富油煤原位热解产生的油、气在高温作用下会通过煤层顶板的裂隙带向覆岩层迁移富集，给地下环境造成潜在污染风险。为了了解富油煤地下热解过程中典型污染物的释放与分布特征，以陕北侏罗纪煤田神府矿区典型富油煤为研究对象，基于研究区地层结构与岩性资料，采用自主研发的富油煤原位热解相似模拟实验装置，研究富油煤热解产物的组成，及不同温度下煤焦油中酚油、萘油、洗油、蒽油和沥青等典型污染物的时空分布特征。

结果表明：不同热解温度下，典型污染物在覆岩中的分布随时间增加均呈现先上升后下降的趋势，且各组分含量与富集层位差异较大。热解温度为450 ℃和650 ℃下，不同覆岩层中污染物含量大小排序为沥青>蒽油>萘油>洗油>酚油。在 450 ℃时，由于温度较低对覆岩层影响相对较小，所以各组分主要富集在中粒砂岩层。随着温度不断升高，覆岩层产生裂隙，导致650 ℃时轻质组分富集在距煤层较远的泥岩层，重质组分由于密度大且黏性强，迁移能力较差，所以其主要富集区域为泥质粉砂岩层。温度是影响覆岩中典型污染物时空分布特征的主要因素，升高温度会增加污染物的迁移范围，并且酚油、萘油和洗油含量的占比随之逐渐增大，蒽油和沥青含量的占比随之逐渐减小。研究结果为富油煤原位热解地下污染管控提供理论依据。

Under high temperatures, oil and gas produced from the in situ pyrolysis of tar-rich coals will migrate toward and accumulate in the overburden strata after passing through the fracture zones on the coal seam roof, causing potential contamination risks for the underground environment. To understand the release and distribution characteristics of typical contaminants generated from the underground pyrolysis of tar-rich coals, this study investigated the typical tar-rich coals from the Shenfu mining area of the Jurassic coalfield in northern Shaanxi Province. Based on data on the stratigraphic structures and lithology and using the self-developed equipment for similarity simulation experiments on the in-situ pyrolysis of tar-rich coals, this study examined the composition of the pyrolysis products of tar-rich coals, along with the spatiotemporal distributions of typical contaminants like carbolic oil, naphthalene oil, washing oil, anthracene oil, and asphalt in coal tar under different temperatures.
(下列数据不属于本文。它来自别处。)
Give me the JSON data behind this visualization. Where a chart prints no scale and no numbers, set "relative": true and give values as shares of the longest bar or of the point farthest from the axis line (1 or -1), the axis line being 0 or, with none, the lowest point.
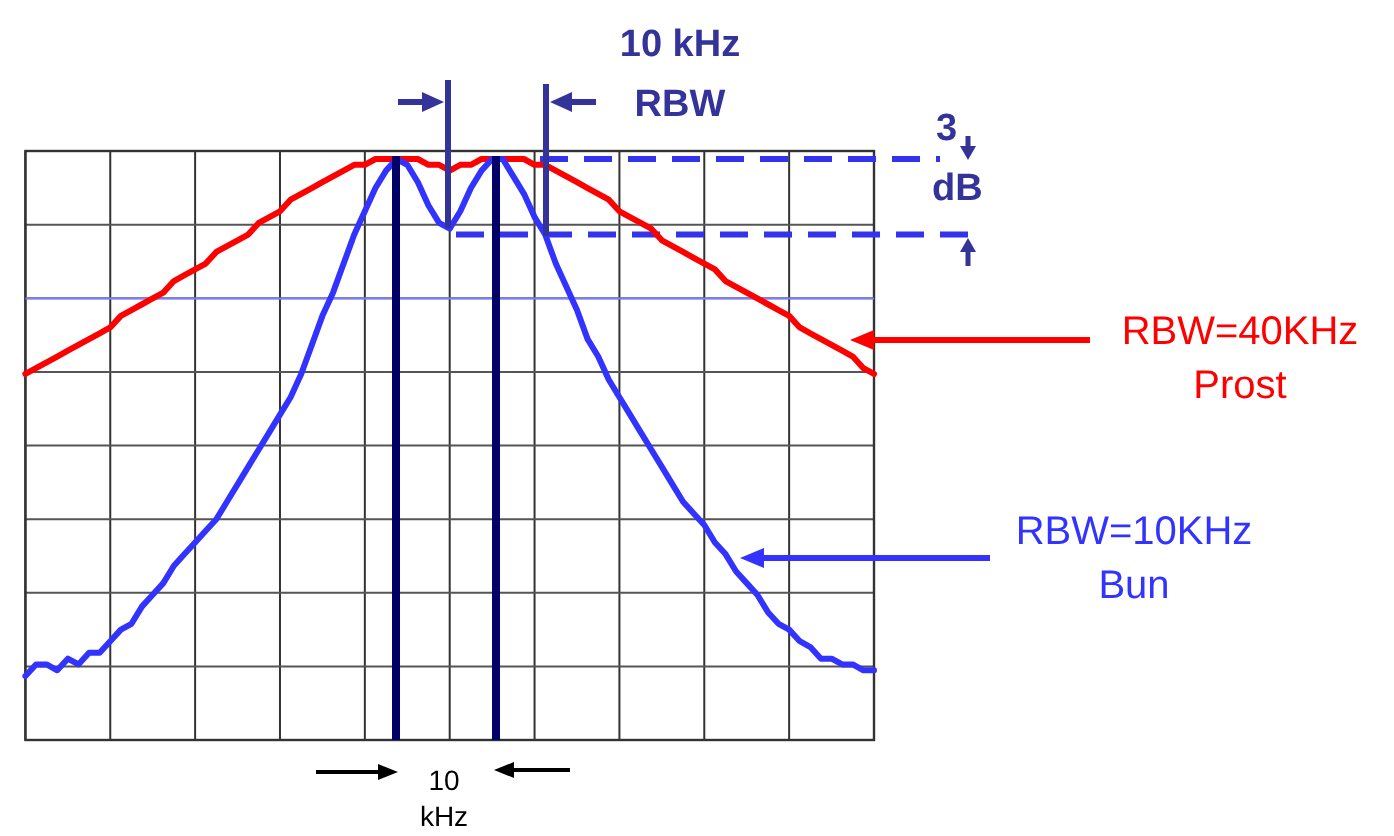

The results indicate that the contents of typical contaminants in the overburden strata increased first and then decreased with time under different pyrolysis temperatures, with various components differing greatly in content and enrichment horizon. Under pyrolysis temperatures of 450 ℃ and 650 ℃, the contaminant contents in different overburden strata decreased in the order of asphalt, anthracene oil, naphthalene oil, washing oil, and carbolic oil. At 450 ℃, various components were primarily enriched in the medium-grained sandstone layer due to the relatively minor impacts of the low temperature on the overburden strata. With an increase in temperature, fractures occurred in the overburden strata. Consequently, light components were enriched in the mudstone layer far away from the coal seam at 650 ℃. In contrast, heavy components, featuring high densities and viscosities but a low migration ability, were predominantly distributed in the argillaceous siltstone layers. Temperature was identified as a primary factor influencing the spatiotemporal distributions of typical contaminants in the overburden strata. Specifically, an increase in the temperature would extend the migration range of contaminants. Furthermore, the proportions of carbolic oil, naphthalene oil, and washing oil progressively increased, while those of anthracene oil and asphalt gradually decreased as the temperature rose. The results of this study will provide a theoretical basis for the control of the underground contamination caused by the in-situ pyrolysis of tar-rich coals.